A poison ring or pillbox ring is a type of ring with a container under the bezel or inside the bezel itself which could be used to hold poison or another substance; they became popular in Europe during the sixteenth century. The poison ring was used either to slip poison into an enemy's food or drink, or to facilitate the suicide of the wearer in order to preclude capture or torture. 

In Italy to this day pouring someone a drink whilst holding the bottle with the back of the hand facing downward, so as to let something drop from a ring bezel, is called versare alla traditora  (“traitor’s way pouring”) and still considered offensive.

Rings like this have been used throughout history to carry perfume, locks of hair, devotional relics, messages and other keepsakes, so they have also been known by other names. Artists would paint tiny portraits of loved ones, to be carried in what was called a “locket ring,” which was popular during the Renaissance. By the 17th century, jewelers were creating locket rings in the shape of caskets which served as mementos for mourners.

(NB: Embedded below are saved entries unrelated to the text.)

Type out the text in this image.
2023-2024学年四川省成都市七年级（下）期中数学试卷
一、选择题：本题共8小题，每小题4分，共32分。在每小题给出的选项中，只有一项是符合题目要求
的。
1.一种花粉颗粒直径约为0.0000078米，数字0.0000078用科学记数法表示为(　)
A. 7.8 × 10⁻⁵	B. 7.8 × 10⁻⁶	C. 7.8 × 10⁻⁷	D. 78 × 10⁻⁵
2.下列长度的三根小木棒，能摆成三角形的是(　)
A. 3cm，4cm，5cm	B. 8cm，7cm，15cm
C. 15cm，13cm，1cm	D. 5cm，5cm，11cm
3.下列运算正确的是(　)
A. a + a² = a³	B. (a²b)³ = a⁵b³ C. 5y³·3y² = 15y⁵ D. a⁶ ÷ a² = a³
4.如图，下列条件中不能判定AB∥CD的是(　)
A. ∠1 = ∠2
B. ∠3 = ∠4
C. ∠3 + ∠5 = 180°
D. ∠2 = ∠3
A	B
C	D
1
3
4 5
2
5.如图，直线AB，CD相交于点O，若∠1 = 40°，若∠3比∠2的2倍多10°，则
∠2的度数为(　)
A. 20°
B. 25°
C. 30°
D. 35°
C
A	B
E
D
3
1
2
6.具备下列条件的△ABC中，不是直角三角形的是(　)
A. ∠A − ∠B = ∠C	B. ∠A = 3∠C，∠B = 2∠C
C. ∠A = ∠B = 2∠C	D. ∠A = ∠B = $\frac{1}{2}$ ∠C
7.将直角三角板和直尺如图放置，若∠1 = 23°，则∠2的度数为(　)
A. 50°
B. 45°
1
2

These were called “funeral rings.” Rings with compartments are also called “box” rings or “socket” rings.

It is rumored that Lucrezia Borgia used a ring of this description.

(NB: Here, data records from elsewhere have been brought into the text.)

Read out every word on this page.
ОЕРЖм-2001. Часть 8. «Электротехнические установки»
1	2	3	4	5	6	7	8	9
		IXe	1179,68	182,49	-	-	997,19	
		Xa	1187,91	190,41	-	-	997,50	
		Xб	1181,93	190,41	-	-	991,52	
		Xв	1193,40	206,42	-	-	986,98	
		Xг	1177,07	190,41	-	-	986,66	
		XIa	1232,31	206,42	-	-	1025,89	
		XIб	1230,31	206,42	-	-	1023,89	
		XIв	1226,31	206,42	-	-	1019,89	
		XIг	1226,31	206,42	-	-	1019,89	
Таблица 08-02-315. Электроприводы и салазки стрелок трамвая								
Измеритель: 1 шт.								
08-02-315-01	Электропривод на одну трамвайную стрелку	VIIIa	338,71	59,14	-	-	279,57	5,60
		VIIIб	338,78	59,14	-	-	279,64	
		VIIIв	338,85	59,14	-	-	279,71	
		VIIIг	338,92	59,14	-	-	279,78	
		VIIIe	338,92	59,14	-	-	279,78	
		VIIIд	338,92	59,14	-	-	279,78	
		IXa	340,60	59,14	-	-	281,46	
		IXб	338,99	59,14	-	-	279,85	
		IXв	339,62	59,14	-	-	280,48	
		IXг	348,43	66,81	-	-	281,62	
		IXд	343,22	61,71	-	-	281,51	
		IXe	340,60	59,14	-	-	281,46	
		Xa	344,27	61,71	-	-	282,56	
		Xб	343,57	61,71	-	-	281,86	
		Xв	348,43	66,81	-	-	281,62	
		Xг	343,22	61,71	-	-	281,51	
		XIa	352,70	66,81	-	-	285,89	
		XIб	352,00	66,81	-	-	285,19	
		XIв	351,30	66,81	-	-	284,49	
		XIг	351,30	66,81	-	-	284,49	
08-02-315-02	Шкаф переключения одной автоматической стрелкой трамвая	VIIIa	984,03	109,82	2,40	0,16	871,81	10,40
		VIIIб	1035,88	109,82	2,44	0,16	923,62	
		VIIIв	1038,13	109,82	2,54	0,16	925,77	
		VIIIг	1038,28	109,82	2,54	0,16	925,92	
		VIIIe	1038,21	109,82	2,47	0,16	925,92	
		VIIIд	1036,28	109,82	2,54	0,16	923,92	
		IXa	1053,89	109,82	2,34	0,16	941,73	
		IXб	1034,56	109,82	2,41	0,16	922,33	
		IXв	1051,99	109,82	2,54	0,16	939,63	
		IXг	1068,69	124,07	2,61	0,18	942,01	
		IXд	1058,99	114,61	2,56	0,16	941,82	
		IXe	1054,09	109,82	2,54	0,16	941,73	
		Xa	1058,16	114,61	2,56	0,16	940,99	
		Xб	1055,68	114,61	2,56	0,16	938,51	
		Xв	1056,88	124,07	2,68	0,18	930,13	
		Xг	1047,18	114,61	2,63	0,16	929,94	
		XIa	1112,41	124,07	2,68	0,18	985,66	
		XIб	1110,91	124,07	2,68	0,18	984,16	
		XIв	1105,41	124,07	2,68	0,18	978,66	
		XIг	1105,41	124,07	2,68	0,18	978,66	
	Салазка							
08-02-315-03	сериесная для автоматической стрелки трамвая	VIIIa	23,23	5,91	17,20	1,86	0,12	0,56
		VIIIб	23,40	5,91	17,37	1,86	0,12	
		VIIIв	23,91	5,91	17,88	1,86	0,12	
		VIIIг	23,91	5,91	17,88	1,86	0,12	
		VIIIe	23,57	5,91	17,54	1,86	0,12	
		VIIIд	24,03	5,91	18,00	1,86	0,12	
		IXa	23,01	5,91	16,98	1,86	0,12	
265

The origin of poison rings

According to Marcy Waldie, who wrote about poison rings in the October 2001 article "A Ring to Die For: Poison Rings Hold Centuries of Secrets", published in Antiques & Collecting Magazine, this type of jewelry originated in ancient days of the Far East and India. It replaced the practice of wearing keepsakes and other items in pouches around the neck. The wearing of vessel rings was so practical that it spread to other parts of Asia, the Middle East and the Mediterranean before reaching Western Europe in the Middle Ages. By then the rings were part of the “holy relic trade.”

In culture

 In Asterix in Switzerland, the corrupt governor Varius Flavus uses one to poison the quaestor investigating him.
 Used by "-A" to drug Character Aria Montgomery on Freeform television series Pretty Little Liars.
 A poison ring with a hidden Cross of Lorraine appears in the film Casablanca.
 In Verdi's opera Il trovatore, Lady Leonora commits suicide by ingesting poison from her poison ring, so she can remain faithful to her lover.
 In the children's book The Haunted Spy by Barbara Ninde Byfield, the 400-year-old ghost-knight Sir Roger de Rudisell has a poison ring, which the story's narrator displays in his home as a treasured memento of the knight.
 Kenneth Parcel uses one in an episode of 30 Rock.
 Sophie Ellis-Bextor used a poison ring in the music video for her song "Murder on the Dancefloor".
 Used by Lady Gaga's character in the music video for "Paparazzi".
 Used by Jingweon Mafia members in Yakuza 2 to not reveal secrets.